Suddenly, while the fifteen companions were busy catching their breath, a man appeared behind them, with a bow in his hand and an arrow pointing in Ori's direction. The youngest of the dwarves, unaware of the danger, was sitting on a rock by the river, removing the water from his boots. Dwalin was the first to notice the stranger and ran in front of his friend with a stick in his hands. The man shot the arrow which hit the exact center of the stick and immediately nocked another. Kili, Fili and Arya, noticing the scene, jumped up. The young black-haired dwarf picked up a stone from the ground, ready to throw it, when the man fired the second arrow which hit the stone in Kili's hand, causing it to fall. The stranger then hastened to take a third arrow from the quiver and place it on the bow.

"Do it again and you're dead."

He threatened.

"Excuse me, but um...you're from Laketown, if I'm not mistaken? That barge over there, it wouldn't be available for hire by any chance?"

Balin questioned, approaching the man cautiously. The stranger then lowered the bow.

"What makes you think I would help you?"

He then asked him, heading to the bank and starting to drag the barrels onto the barge.

"Those boots have seen better days, as has that coat. No doubt you have some hungry mouths to feed? How many bairns?"

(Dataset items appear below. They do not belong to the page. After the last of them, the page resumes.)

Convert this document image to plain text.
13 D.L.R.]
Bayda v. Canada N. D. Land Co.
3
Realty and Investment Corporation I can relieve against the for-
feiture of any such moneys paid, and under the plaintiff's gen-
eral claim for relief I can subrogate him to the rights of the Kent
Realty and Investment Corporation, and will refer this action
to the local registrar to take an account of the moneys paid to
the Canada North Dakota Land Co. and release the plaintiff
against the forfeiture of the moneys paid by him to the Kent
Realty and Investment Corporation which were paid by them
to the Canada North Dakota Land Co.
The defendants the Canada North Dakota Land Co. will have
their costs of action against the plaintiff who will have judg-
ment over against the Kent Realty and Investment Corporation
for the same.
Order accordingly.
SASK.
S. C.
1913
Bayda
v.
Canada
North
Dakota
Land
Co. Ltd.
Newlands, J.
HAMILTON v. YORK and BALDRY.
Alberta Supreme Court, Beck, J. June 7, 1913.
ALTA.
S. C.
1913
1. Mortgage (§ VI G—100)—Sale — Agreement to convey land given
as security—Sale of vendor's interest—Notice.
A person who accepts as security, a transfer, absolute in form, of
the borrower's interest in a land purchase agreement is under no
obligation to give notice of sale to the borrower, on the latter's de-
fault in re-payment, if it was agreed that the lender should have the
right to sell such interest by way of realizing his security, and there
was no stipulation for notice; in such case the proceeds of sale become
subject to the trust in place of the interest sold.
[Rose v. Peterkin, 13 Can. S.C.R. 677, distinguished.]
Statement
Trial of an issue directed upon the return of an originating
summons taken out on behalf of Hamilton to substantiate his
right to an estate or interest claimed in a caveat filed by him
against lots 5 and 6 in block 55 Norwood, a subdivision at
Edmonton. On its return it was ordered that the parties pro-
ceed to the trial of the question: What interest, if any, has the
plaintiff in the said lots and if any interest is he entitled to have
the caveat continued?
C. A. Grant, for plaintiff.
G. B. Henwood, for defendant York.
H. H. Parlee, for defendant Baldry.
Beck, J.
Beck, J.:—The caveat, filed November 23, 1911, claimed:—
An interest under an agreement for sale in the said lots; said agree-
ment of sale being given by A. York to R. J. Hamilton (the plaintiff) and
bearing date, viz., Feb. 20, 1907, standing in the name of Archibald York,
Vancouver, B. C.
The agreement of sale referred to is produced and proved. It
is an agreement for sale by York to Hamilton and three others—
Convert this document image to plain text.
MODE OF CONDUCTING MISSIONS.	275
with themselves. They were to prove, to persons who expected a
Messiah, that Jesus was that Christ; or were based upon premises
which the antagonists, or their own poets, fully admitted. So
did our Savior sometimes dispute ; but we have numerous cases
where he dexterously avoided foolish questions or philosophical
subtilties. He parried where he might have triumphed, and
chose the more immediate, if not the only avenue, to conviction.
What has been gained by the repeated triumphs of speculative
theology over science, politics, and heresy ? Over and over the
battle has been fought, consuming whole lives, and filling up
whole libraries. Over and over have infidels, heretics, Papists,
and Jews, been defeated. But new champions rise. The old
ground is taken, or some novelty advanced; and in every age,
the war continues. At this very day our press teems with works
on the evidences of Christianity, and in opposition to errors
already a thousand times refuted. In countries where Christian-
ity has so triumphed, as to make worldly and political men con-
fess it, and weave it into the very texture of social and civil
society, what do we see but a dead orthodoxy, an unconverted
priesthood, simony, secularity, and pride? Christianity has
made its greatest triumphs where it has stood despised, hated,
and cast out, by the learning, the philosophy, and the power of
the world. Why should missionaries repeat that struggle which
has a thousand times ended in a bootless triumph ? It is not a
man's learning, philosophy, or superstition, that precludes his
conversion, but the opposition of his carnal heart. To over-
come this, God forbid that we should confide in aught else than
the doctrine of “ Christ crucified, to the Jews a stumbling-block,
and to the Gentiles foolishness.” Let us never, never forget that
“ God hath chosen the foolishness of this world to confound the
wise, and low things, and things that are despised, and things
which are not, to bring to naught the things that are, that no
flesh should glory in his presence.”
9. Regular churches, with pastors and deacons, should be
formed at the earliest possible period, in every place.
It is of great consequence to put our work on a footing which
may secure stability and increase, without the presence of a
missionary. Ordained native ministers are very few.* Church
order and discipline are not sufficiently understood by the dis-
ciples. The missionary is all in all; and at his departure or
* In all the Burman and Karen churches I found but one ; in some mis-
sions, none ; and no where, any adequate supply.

The dwarf replied cordially.

"A boy and two girls."

The man answered, continuing to load the barrels on the boat.

"And your wife, I imagine, she's a beauty?"

Balin continued, still courteously.

"Aye, she was."

He asserted, pausing for a moment to turn to the dwarf with a melancholy expression. Balin immediately stopped smiling.

"I'm sorry, I didn't mean to..."

He tried to apologize, but was interrupted by his brother who, looking annoyed, tried to remind him that they didn't have much time.

"Oh, come on, come on. Enough with the niceties."

With that statement Dwalin drew the man's perplexed gaze to himself.

"What's your hurry?"

The bargeman then asked him.

"What's it to you?"

Dwalin growled.

"I would like to know who you are, and what you were doing in these lands."

He stated, resuming carrying the barrels on the barge.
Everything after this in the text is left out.